Nazi stag MP Aidan Burley 'caused deep offence', report finds
MP Aidan Burley "caused deep offence" by organising a Nazi-themed stag party, an internal Conservative Party investigation has said.
Mr Burley bought a Nazi uniform for the groom to wear on the last night of the four-day trip to a French ski resort.
He was sacked as a ministerial aide when the incident came to light.
The Tory report - delayed while the French authorities considered legal action - found he was "not a bad man" but had acted in an "unacceptable" way.
It said Mr Burley, the MP for Cannock Chase since 2010, is not a "racist or anti-Semite" and had since apologised for his behaviour.
The French authorities decided not to proceed with legal action.
Mr Burley had organised a four-day ski trip to Val Thorens in the French Alps in December 2011, acting in his role as best man for a close friend.
During the meal on the last night of the trip, the groom wore a Nazi uniform - which had been purchased for him by the MP.
After the meal, the groom's brother gave a Nazi-themed toast, the report said.
'Choice of costume'
The groom later gave a Nazi salute when prompted by a Mail on Sunday journalist present at the restaurant, it continued.
Attendees also reportedly chanted the names of prominent Nazi figures.
The report accepted that Mr Burley had "found the toast deeply offensive", and had not been present during any Nazi-themed chanting.
"Mr Burley argued strongly that the choice of costume was inspired by the British comic association with aspects of the war. He categorically denies that there was any political motivation whatsoever," it said.
"We accept that there was no political motivation."
But it added: "We conclude that he did not make his offence explicitly clear. Given the standards expected of a Member of Parliament, he should have done so.
"It was appropriate for him to be sacked and reprimanded as recognition of the offence that he has caused as a Conservative Member of Parliament," the report said.
"His actions were stupid and offensive, and the conclusions and recommendations reflect that."

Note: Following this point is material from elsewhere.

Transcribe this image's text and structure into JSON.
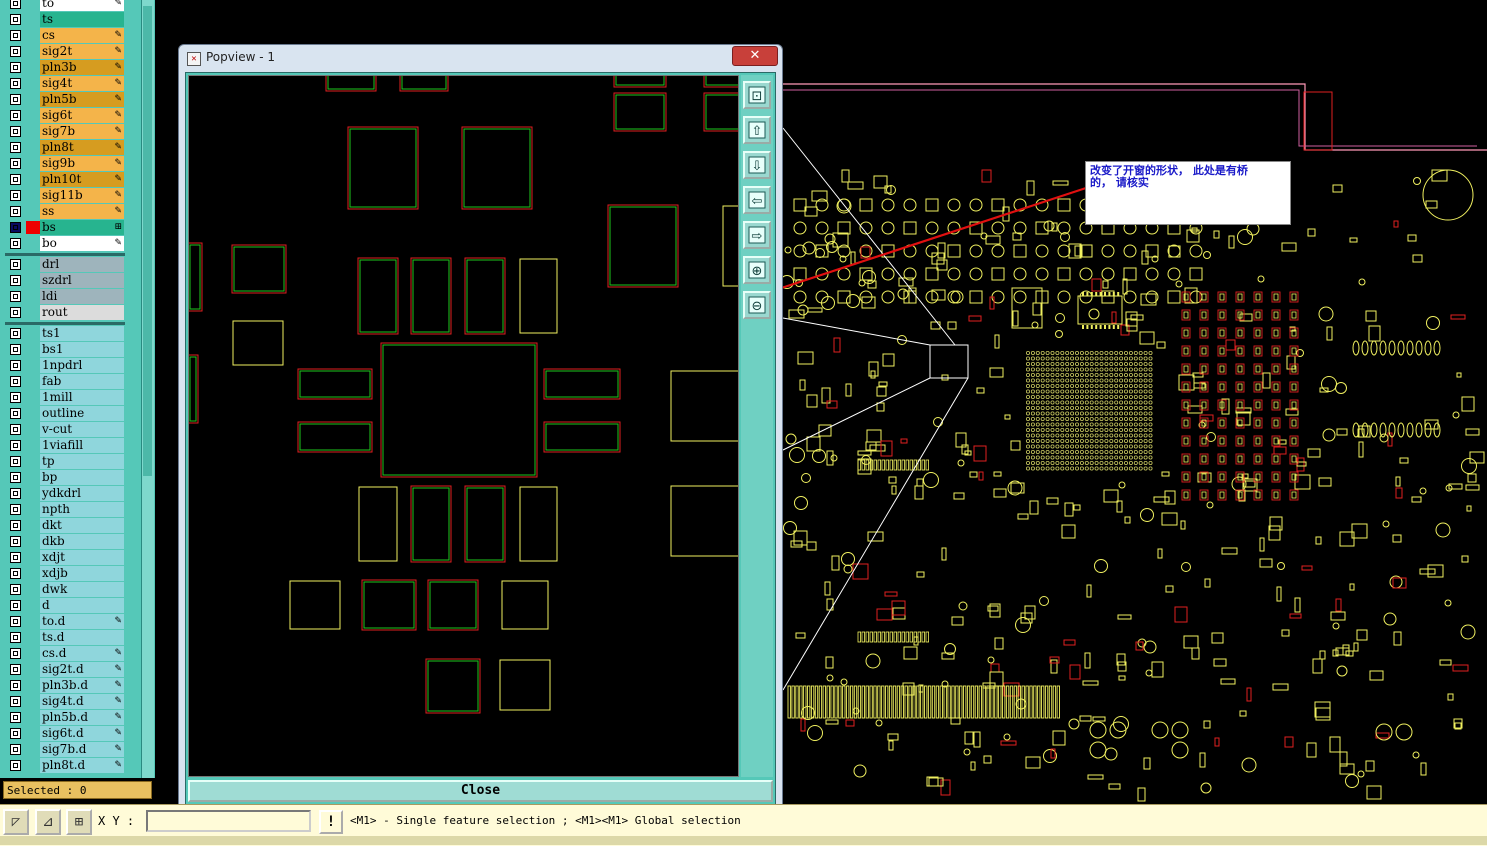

"What he did was wrong," the Conservative spokesman said, but he had "since apologised publicly and sought to make amends, including by visiting Auschwitz".
Mr Burley told the Wolverhampton Express and Star that he hoped he could now put the incident "behind him".

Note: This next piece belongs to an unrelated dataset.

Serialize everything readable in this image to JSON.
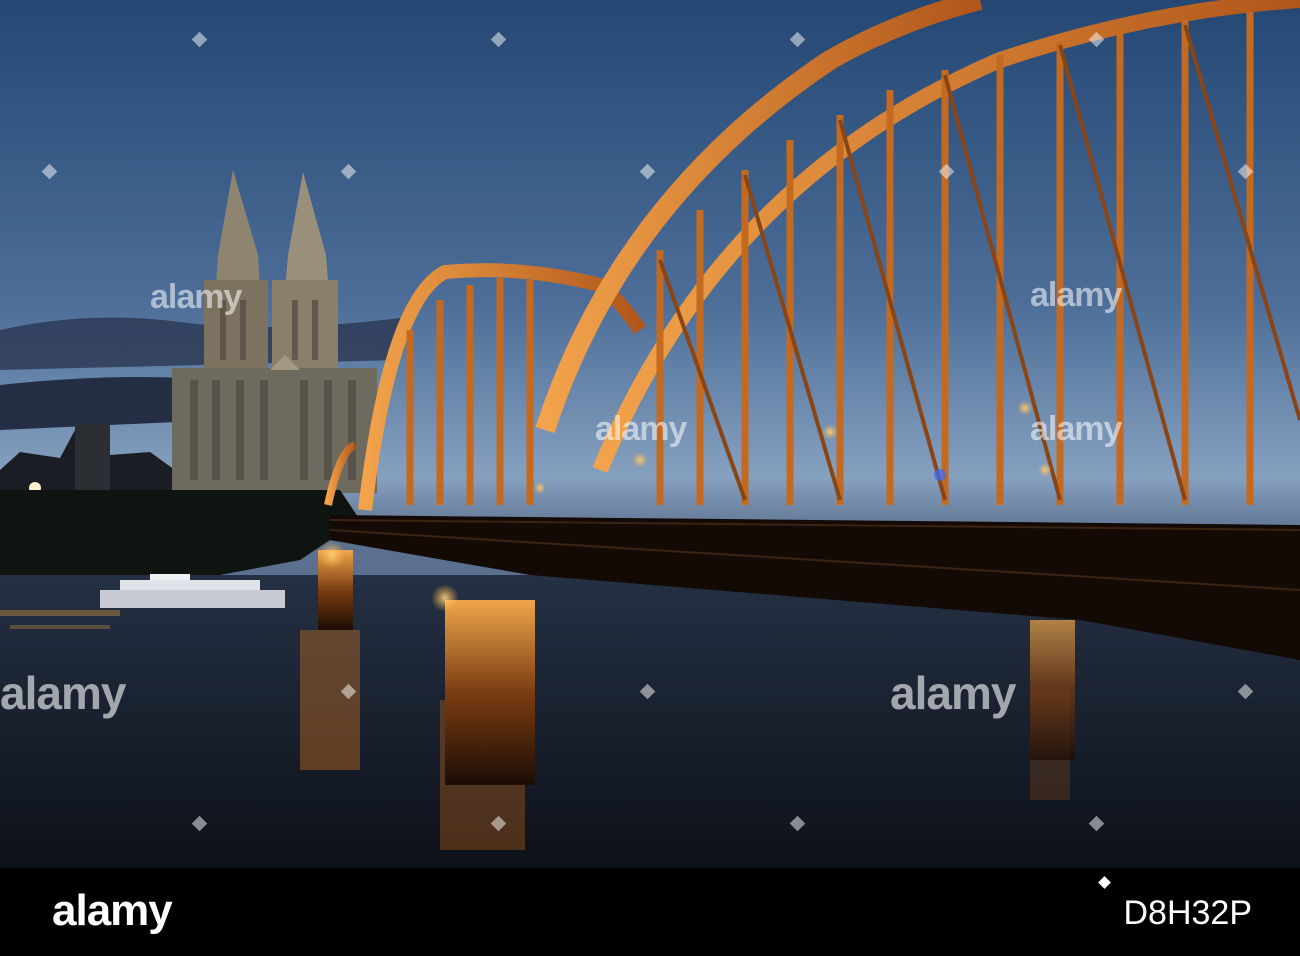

"I apologised then and I apologise again now for my role in it," he said.
He added: "We did not know that wearing a fancy dress outfit would be illegal in France. It was done in the spirit of mocking the Nazis. There was no malicious intent, no ideological motive, no desire to offend people."
On why details of the report have not been released until now, the Conservative Party spokesman explained: "Publication of the report was held back pending the conclusion of investigations by the French authorities.
"The French authorities ruled last year that they would not take any legal action against Mr Burley."
Labour MP Ian Austin said "no-one should accept" the report's conclusion, saying it was not some sort of "Allo Allo style jokes.... his behaviour was an absolute disgrace and he's admitted bringing shame on his constituency".
"They shouldn't be brushing it under the carpet. They should be removing the whip and kicking him out."